In view of the COVID-19 outbreak and a nationwide lockdown, a tenant pleaded to invoke Force Majeure and further requesting suspension of rent for the lockdown period. The Delhi High Court, however, rejected the plea to suspend the rent while the tenant is still residing in premises, Live Law reported. The decision was given by a bench of Justice Pratibha M.Singh in connection to an eviction case filed in 2017. Offering some relief to the petitioner, the court deferred the payment of rent.
It is to note that Force Majeure can be invoked after the occurrence of an event which is neither anticipated in law nor controlled by nature and includes events like floods, hurricanes, riots, wars or strikes. The court said in order to invoke this clause, both the tenant as well as the landlord have to agree to the severe conditions. Further, in such circumstances, if the clause had been revoked, it could mean that the tenant had to claim the contract with the landlord as void and surrender the property.
The petitioner had filed for suspension of his rent for a property in Khan Market as he was not able to use the premise for the commercial purpose after a lockdown was imposed in order to curb the Coronavirus transmission, according to Live Law’s report. While the High Court did not rule in the favour of suspending, it has agreed for deferment in rent payment.

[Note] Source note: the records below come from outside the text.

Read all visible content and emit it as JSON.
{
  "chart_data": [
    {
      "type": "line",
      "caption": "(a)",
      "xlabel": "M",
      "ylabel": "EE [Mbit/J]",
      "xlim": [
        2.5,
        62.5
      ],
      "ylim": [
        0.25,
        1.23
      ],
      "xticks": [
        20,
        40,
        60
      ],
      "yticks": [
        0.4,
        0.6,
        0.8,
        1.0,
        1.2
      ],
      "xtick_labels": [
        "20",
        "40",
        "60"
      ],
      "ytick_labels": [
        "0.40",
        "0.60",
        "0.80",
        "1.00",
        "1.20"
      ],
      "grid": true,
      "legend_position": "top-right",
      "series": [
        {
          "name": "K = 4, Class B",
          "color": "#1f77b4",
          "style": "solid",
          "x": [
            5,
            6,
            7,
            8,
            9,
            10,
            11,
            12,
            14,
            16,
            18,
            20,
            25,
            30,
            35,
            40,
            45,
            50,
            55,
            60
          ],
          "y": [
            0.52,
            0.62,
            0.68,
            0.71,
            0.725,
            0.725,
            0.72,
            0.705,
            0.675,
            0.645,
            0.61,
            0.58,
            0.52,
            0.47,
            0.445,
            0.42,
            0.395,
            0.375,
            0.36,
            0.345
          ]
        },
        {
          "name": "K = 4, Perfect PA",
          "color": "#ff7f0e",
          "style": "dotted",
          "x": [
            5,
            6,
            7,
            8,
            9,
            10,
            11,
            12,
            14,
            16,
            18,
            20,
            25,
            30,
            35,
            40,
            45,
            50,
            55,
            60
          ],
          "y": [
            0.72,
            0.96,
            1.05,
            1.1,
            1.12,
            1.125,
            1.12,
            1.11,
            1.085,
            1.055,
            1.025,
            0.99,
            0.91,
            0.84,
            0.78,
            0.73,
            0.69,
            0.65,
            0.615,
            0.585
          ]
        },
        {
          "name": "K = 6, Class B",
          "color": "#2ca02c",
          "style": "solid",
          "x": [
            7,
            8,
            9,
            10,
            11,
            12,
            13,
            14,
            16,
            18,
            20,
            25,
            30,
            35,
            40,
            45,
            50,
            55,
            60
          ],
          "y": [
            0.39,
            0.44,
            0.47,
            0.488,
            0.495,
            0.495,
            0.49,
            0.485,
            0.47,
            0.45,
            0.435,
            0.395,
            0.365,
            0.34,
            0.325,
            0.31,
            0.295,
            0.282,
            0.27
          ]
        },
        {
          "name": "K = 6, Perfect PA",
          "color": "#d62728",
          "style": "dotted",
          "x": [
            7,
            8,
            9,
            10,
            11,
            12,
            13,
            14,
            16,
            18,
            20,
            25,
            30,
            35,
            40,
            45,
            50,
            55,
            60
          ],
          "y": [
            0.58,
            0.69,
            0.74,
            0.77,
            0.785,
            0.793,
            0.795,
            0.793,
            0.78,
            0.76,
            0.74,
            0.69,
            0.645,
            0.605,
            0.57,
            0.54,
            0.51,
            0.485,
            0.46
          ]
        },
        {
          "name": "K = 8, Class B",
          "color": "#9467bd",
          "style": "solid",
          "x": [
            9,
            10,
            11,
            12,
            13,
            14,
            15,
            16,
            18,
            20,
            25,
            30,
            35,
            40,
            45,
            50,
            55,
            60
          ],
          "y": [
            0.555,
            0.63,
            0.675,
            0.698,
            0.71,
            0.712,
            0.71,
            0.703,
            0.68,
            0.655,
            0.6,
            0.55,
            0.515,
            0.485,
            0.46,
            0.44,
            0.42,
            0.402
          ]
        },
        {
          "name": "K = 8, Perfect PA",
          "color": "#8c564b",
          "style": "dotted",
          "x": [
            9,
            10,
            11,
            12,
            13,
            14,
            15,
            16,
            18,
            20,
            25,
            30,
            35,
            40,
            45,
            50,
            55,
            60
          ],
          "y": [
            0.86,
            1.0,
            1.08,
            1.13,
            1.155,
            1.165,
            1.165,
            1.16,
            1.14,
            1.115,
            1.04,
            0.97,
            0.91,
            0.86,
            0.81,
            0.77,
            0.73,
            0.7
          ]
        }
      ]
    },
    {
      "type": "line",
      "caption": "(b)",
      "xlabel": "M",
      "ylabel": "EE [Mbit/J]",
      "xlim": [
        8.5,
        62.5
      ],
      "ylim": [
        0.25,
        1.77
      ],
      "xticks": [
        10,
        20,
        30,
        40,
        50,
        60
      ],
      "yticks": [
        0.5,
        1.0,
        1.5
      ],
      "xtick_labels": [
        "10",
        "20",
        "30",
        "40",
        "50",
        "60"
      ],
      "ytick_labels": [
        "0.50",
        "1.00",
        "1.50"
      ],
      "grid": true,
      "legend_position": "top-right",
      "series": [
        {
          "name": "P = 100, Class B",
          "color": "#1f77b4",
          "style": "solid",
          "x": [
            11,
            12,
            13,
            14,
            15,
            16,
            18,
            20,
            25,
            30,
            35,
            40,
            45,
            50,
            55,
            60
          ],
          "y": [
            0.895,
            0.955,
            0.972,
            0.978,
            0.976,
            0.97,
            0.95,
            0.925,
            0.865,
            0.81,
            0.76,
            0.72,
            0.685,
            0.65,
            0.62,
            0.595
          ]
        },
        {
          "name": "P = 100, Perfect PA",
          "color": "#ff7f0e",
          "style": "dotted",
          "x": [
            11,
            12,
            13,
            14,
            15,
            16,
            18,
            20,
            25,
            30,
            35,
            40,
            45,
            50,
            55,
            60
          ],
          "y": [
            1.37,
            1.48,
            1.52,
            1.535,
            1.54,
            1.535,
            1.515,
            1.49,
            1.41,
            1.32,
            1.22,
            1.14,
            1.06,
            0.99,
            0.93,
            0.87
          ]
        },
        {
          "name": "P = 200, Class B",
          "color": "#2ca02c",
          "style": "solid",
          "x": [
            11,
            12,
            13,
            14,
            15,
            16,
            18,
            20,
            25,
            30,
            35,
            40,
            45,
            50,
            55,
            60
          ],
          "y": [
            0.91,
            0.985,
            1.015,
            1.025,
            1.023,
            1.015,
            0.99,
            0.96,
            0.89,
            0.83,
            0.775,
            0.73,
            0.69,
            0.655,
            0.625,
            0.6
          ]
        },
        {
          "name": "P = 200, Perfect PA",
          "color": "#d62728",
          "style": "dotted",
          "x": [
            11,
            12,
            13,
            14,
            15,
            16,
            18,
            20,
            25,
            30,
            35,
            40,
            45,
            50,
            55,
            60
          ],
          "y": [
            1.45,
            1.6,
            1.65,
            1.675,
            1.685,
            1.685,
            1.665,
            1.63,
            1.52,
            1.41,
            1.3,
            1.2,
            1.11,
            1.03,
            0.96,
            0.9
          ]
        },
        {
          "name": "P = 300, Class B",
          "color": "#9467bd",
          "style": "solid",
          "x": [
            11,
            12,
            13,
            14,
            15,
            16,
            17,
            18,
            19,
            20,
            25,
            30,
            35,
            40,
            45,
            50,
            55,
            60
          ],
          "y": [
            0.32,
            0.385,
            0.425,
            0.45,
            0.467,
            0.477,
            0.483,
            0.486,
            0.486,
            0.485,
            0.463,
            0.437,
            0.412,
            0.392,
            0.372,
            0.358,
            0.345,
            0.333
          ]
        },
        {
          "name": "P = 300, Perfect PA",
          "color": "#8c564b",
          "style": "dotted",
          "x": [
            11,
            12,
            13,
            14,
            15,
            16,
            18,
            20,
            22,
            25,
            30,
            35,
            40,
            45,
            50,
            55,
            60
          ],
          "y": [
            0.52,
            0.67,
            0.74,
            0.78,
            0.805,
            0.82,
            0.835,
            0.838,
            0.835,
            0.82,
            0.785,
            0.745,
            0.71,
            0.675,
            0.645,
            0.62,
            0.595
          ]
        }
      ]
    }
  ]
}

After the tenant lost the eviction suit filed in 2017, the tenant had agreed to pay Rs 3.5 lakh rent for a month in order to stay, the report highlighted and since the operations were suspended, it became difficult for the tenant to pay the rent. The court asserted that whether or not to pay the rent for the period under lockdown will arise in thousands of cases.
On March 29 this year, the Ministry of Home Affairs had released a statement stopping many landlords to evict students, migrant labourers and workers for a month if they were unable to pay the rent. Many people across the country had been facing evictions since then as they are not able to clear their dues. Many workers have been returning to their hometowns after failing to pay for their rented accommodation.